Поросенок Джордж Прайс уехал из Лондона неведомо куда, а с ним его племянники. Персиванты всё ещё разъезжают по городу, но никогда не появляются поблизости.
Фрэнсис Лэнгли нашёл пьесы, а «Лебедь» — публику. Я видел, как он рука об руку прогуливался с моим братом по Банксайду, они были погружены в беседу. Они примирились.
Сэру Годфри, как приходскому священнику Блэкфрайерса, пришлось огласить наше с Сильвией бракосочетание, но поженил нас преподобный Венейблс в часовне его милости. Чуть позже преподобный отвёл меня в сторонку и сказал, что борода не сильно меня испортила. Сэр Годфри всё ещё предоставляет собак и медведя Вашингтона театру «Занавес», а иногда и театру «Лебедь», но ходят слухи, что он скоро покинет Лондон и откроет школу для мальчиков где-то в западных графствах.
Саймона Уиллоби, с покрытыми глубокими шрамами лицом и ослепшего на правый глаз, в последний раз видели просящим милостыню у креста Святого Павла. Он утверждал, что был солдатом и получил ранение, сражаясь с испанцами в Нидерландах, и хорошо играл роль.
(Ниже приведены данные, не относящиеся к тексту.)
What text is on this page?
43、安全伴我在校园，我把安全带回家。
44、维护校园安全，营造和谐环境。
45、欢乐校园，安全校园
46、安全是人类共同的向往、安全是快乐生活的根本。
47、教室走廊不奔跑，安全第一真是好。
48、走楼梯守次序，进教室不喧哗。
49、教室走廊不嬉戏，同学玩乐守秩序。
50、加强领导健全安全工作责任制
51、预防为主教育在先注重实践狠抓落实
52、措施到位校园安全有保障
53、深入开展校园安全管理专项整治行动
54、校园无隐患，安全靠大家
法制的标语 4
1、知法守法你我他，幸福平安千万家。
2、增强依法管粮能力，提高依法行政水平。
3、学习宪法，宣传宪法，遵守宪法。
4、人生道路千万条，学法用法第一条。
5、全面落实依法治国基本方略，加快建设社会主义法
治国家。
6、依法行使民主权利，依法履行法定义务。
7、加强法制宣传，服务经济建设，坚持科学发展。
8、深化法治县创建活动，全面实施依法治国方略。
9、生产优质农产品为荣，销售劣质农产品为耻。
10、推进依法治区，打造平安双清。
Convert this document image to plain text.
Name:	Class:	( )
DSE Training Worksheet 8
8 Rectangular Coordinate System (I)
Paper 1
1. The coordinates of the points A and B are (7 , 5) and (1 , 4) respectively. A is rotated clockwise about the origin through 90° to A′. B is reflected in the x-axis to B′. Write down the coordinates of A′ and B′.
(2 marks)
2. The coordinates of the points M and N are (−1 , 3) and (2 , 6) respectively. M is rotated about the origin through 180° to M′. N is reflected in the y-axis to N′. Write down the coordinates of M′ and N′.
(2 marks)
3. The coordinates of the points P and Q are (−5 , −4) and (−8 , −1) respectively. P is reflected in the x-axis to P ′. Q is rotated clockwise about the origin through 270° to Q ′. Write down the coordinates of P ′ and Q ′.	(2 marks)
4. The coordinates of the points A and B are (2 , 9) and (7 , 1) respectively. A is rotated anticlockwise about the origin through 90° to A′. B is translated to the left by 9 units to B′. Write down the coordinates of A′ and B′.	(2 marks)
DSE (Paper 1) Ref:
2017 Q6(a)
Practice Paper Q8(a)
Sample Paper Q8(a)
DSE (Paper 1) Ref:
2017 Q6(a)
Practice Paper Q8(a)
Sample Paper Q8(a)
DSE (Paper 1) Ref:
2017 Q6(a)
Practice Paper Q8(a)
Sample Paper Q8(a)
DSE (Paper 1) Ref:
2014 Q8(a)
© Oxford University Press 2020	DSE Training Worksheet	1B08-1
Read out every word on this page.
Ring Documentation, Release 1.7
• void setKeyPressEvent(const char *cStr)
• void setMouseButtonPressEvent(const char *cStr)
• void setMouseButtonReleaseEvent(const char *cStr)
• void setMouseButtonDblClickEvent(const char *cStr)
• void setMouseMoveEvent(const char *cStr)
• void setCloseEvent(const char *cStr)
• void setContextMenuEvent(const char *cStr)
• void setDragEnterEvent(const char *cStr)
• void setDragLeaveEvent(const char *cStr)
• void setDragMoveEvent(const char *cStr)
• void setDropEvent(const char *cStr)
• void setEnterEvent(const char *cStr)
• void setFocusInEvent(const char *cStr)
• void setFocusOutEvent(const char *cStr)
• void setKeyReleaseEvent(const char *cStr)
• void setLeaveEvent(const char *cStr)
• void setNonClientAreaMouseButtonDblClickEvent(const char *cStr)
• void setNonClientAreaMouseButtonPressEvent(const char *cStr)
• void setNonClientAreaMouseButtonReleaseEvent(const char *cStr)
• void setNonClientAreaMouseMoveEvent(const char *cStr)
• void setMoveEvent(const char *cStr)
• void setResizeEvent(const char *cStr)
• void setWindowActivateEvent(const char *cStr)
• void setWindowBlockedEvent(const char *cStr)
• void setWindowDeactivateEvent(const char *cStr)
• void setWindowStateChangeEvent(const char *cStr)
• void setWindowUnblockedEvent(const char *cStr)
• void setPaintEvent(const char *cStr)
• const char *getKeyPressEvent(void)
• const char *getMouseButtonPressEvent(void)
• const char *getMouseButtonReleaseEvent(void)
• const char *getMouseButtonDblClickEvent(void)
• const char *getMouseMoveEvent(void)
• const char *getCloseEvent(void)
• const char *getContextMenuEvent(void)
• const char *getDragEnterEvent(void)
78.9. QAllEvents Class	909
Её величество потребовала, чтобы мы сыграли «Ромео и Джульетту» в её дворце в Ричмонде. Скоро мы так и сделаем. Мы пользуемся высоким покровительством лорда Хансдона, и ещё большим — его жены.
Мой брат живёт с женщиной по имени Анна. Она общительная, симпатичная, много смеётся и замужем за другим человеком. Мы с ним помирились, возможно потому, что ему нравится Сильвия. Он сдержал обещание и дал мне роль Меркуцио, и после премьеры обнял меня.
— Ты отлично сыграл, брат, — вот и всё, что он сказал.
Теперь он помог мне сойти со сцены.
— Ну что за беспорядок! — сказала Сильвия, оттирая щёткой овечью кровь, окрасившую белый камзол. — Она не отмоется!
Я закрыл ей рот поцелуем.
Мы лицедеи лорда-камергера. Мы рассказываем истории. Мы творим магию на сцене. Мы превращаем сны в реальность. Мы — актёры.
Историческая справка
В последние годы шестнадцатого столетия произошло выдающееся событие — зародился профессиональный театр. Конечно, и раньше существовали пьесы и актёры, но у этих трупп не было постоянного дома. Они гастролировали по Англии и Европе, выступая в больших домах, на постоялых дворах и в залах для собраний, но в 70-х годах шестнадцатого века в Лондоне впервые построили постоянные театры. Джеймс Бёрбедж, начавший свою карьеру как плотник, а затем стал актёром, построил один из первых театров в Шордиче, рядом с Финсбери-филдс. К 1595 году, когда происходит действие романа, рядом располагался «Занавес», за рекой, в Банксайде, завлекала публику «Роза» и строился «Лебедь». Со временем их будет гораздо больше, самый знаменитый, «Глобус», построили лишь к 1599 году.
Бёрбедж назвал свой новый дом для представлений «Театром», позаимствовав слово из классического греческого, и теперь это название охватывает огромную и волнующую профессию по всему миру. Тем не менее, в 1574 году, когда Бёрбедж арендовал землю и построил театр, он принял на себя значительный финансовый риск. Не все театры процветали. «Красный лев» потерпел неудачу, а «Занавес» разорился в тяжёлые времена, но «Театр» и «Роза» оказались прибыльными.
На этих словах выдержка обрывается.